Members of the central bank and other policy markers are hoping that the "cure for higher inflation is higher inflation." Put another way, higher prices decrease demand, thereby lowering price pressure. Supporting this is the strengthening dollar, which will lower the price of commodities, all of which are priced in dollars.
However, inflation is a becoming a bigger concern of mine, largely because of agricultural price pressures across the globe. We've seen truly bizzare weather over the last year play havoc with crops. India and China are adding extremely strong pressure to the demand side of the equation, pulling the demand curve to the right. And there is only so much yield to expect from crops. In short, I'm not seeing enough relief in this area of warrant a calmer inflation outlook just yet.


1 comment:
Yep. It's something we should really be keeping an eye on.
Yields of a number of things are terrible this year -- the corn picture would look vastly worse if we hadn't had high prices prompting a record number of acres in production. We used more land and more resources to produce less corn per acre than we've seen in a long time. If you look at the USDA reports, a lot of the hits are also in quality, with lots of things coming in at frighteningly high rates of "very poor" or "poor." US sorghum is awful this year. And skipping out of food, cotton is also in trouble, FWIW.

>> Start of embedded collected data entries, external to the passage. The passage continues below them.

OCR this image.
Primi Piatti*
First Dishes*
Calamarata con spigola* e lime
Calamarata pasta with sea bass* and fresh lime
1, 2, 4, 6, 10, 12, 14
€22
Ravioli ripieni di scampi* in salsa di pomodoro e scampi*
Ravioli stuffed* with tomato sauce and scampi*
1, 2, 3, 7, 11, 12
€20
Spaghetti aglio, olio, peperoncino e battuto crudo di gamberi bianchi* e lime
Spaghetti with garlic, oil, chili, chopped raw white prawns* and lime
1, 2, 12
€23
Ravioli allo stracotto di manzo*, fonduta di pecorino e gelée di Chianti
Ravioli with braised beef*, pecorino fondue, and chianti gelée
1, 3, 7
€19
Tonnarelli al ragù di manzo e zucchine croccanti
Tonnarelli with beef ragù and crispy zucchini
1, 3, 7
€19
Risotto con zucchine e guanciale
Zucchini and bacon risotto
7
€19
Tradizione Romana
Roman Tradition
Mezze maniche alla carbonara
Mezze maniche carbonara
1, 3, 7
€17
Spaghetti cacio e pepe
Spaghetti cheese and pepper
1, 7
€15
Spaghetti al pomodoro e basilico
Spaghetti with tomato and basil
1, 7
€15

And some of this will filter for a while. Rangelands are "poor" to "very poor" in most of the heavy cattle grazing lands, hay is having to be imported from out of state in drought-hit areas, and corn and other feed grains are pricy. Almost all but the best breeding livestock are being sent to finish early to cut costs, which means there will be a spike in the number of head going to slaughter over the next months, but each will be killed at lower weight than normal.
And next year, we'll be in for a world of hurt -- animals are being rushed now, and that will mean very few from the time those work through until the stocks are replenished. Beef in particular is probably headed for a wild ride over the next 12-18 months, and some of the same pressures will hit dairy, too.
You can't get more rain at any price. It is perfectly possible for inflation more generally to be very low, but for food prices to be skyrocketing. Demand isn't terribly flexible, supply is largely inflexible in the short term, and price is inflexible to the downside in livestock in particular, where other ag inputs (hay/corn/decent rangeland for cattle) are very tight.
Maybe, someday, the world's economists will realize that even in straight-up economic terms, the costs involved in climate change will likely be much higher than the costs of trying to prevent it from getting worse. But I'm betting we're headed for very troubled food production for quite a few years before that reality sets in.